Kelly Criterion

Kelly Criterion And Bankroll Management

The Kelly Criterion is an increasingly used betting strategy that seeks to maximise profitability by determining stake sized based upon the perceived value edge over the odds on offer. The Kelly Criterion computes the optimal amount to be placed upon a bet, with the larger the edge, the bigger the stake.

The system works on the assumption of a fixed bankroll, from which a percentage for each bet will be derived.  Advantageous odds with overlays are leveraged in your favour with the Kelly Criterion – the approach ensures that you don’t bet so much to jeopardise your bankroll, but you don’t bet too little to stunt its growth.

The Kelly staking plan can be calculated using the following formula:

s = ((p -1) * (q)) – (1-q) / (p-1) x 100

s denotes the % of bank to be staked
p denotes the decimal odds of a selection
q denotes the percentage estimate chance of the selection (must be displayed as a decimal –i.e. 40% would be 0.4)


It can seem fairly complicated at first but is based upon sound logic.

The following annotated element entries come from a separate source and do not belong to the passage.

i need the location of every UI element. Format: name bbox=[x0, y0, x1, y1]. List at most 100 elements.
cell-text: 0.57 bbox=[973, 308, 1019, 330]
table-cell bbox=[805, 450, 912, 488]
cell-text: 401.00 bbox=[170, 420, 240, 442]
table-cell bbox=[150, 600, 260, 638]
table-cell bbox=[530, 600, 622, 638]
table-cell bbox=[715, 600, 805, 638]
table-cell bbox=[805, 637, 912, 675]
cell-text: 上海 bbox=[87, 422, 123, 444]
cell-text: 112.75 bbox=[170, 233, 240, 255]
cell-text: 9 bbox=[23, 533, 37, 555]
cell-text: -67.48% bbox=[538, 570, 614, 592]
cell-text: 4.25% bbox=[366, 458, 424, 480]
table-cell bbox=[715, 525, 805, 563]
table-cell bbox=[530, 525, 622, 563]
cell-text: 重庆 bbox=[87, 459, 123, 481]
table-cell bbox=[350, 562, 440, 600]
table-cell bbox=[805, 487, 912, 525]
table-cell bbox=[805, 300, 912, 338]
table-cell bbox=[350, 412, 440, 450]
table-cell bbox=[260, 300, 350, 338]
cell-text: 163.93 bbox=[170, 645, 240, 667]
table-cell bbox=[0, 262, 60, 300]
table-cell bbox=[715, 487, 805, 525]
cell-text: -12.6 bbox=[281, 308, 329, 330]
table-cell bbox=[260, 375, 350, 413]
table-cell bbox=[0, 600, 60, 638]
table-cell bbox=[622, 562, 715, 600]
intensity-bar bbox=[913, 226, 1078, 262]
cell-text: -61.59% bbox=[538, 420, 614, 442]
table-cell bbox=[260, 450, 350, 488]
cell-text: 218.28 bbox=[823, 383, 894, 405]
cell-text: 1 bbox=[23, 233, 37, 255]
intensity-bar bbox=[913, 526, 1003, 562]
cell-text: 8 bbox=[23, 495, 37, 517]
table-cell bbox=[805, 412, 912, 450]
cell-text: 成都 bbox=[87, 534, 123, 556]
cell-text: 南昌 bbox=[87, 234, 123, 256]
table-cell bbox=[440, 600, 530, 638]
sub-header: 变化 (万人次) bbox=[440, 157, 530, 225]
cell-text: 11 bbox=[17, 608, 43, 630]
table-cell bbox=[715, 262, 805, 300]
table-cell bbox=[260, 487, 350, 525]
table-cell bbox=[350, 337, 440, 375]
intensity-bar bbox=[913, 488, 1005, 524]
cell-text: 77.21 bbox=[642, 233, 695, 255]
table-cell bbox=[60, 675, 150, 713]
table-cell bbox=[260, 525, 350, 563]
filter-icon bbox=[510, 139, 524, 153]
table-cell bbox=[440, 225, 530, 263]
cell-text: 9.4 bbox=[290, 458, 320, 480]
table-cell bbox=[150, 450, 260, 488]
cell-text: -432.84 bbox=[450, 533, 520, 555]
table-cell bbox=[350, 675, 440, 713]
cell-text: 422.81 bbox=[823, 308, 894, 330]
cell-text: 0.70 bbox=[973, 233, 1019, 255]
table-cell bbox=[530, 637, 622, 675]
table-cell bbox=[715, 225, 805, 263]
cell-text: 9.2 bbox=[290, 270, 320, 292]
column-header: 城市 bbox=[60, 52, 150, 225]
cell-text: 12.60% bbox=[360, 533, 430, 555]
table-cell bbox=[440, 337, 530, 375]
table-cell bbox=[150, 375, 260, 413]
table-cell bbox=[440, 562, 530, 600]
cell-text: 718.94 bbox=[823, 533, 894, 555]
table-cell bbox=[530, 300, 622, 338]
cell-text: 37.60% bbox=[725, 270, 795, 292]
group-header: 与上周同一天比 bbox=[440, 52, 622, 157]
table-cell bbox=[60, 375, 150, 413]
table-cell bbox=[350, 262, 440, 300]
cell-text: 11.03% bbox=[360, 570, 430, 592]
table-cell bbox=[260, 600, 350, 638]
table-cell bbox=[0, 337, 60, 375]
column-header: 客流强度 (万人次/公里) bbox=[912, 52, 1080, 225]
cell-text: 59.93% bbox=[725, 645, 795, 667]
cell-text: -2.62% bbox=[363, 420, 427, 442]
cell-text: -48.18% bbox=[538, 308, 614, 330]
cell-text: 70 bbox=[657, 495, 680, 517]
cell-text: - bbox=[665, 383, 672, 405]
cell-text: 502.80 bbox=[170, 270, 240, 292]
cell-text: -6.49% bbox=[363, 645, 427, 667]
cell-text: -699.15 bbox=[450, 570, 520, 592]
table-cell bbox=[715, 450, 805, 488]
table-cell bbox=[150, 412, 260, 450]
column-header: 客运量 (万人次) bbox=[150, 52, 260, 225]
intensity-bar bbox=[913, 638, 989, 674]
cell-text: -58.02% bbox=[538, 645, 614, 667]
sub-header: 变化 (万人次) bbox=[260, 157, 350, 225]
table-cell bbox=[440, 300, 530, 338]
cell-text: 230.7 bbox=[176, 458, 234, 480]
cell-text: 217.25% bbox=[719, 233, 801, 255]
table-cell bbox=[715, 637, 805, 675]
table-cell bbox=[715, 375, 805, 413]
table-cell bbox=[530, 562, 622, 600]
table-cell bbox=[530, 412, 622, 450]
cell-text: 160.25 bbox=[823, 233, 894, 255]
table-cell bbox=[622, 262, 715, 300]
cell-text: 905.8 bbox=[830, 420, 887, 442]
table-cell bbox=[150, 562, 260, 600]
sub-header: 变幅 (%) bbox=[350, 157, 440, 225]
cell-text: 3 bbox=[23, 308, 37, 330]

Example. We have a horse available at odds of 3.0 (33.33% chance of winning), but we believe the true odds of success are 2.50 (40% chance of winning).

s = ((3.0 -1) * (0.4)) – (1-0.4) / (3-1) * 100
s = (2 * 0.4) – (0.6) / 2 *100
s = (0.2)/2 *100
s= 10%

The Kelly Staking Plan suggests that we should stake 10% of our betting bank on the selection, based on our edge.

The plan is based upon sound mathematical principles that extenuate profit levels, but staking 10% of a betting bank can be difficult to execute for the more risk averse bettor. Consequently, some adopt the Kelly Criterion, but divide the final stake by 2 or 4.

The Kelly Criterion method of staking is a sound approach, but the issue is defining your edge, as it is simply a matter of judgement. As per the example above, if you believe your selection to be a 40% chance, when in fact it is a 36% chance, you will be over staking. The opposite also applies, and bets can be under staked if the edge is underestimated.